Creating separate partitions requires some planning, but that’s a good thing — too many folks just stick the CD in and go. Separating data types on different drives adds a layer of fault tolerance and allows you to easily manage those different types of data differently via permissions, quotas, backup policies, etc. It also allows you to distribute the workload between different disk spindles which will result in performance gains.This leads to the obvious question, what is the best practice for drive partitioning? As usual, best practices are subjective and are meant to be flexible depending on the exact situation but here are my general rules:
1. Create partitions at the hardware level. Use the built-in array tools, like HP’s ACU, to create RAID sets and then carve those into containers that will be seen as physical drive partitions by Windows. This eliminates any ambiguity as to what partition is on what disks.
2. Create a minimal C drive (boot partition). Not much should actually go on this drive, just the OS and any minor support applications like the Windows Support tools. The partition should be large enough though to handle Windows Update uninstall files and of course Windows itself. Right now with Windows 2003 Server, I like 16GB as a C drive size. This gives plenty of overhead while also being relatively small.
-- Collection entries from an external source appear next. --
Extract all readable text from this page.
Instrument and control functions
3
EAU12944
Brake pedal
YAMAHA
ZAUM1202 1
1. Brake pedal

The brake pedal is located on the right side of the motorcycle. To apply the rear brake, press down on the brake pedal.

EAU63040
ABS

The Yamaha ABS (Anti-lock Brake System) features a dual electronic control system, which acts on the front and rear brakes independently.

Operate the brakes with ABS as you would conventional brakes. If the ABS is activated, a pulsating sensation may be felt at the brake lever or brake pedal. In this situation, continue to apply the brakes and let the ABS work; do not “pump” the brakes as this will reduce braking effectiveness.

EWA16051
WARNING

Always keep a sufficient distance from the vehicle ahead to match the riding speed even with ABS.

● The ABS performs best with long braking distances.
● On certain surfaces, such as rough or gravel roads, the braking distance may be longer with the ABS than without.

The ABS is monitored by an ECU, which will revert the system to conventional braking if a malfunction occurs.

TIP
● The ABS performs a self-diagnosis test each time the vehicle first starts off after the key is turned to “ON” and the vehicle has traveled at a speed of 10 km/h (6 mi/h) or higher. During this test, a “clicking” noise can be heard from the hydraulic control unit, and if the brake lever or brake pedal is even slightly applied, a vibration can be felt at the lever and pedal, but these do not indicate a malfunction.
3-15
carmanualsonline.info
3. Create a separate partition for the paging file. Paging files today are often 2-4GB, a significant chunk of 16GB. Creating a separate paging drive tidies things up and potentially increases performance. The maximum paging file size is 4096kb, so I generally create a partition of 8192kb (8GB). This prevents the partition from showing up on any low drive space reports. I then also use this as temp space (instead of the popular C:\temp) going as far as changing the system environment variables (%TMP% and %TEMP%) to use this partition.
4. Additional partitions for applications and data. Using mount points, these can actually be accessed via the C drive letter or they can be assigned a new drive letter.
To some, this may seem a bit of overkill, but if done up front with planning and consistency, is easy to accomplish and makes working with your systems that much easier.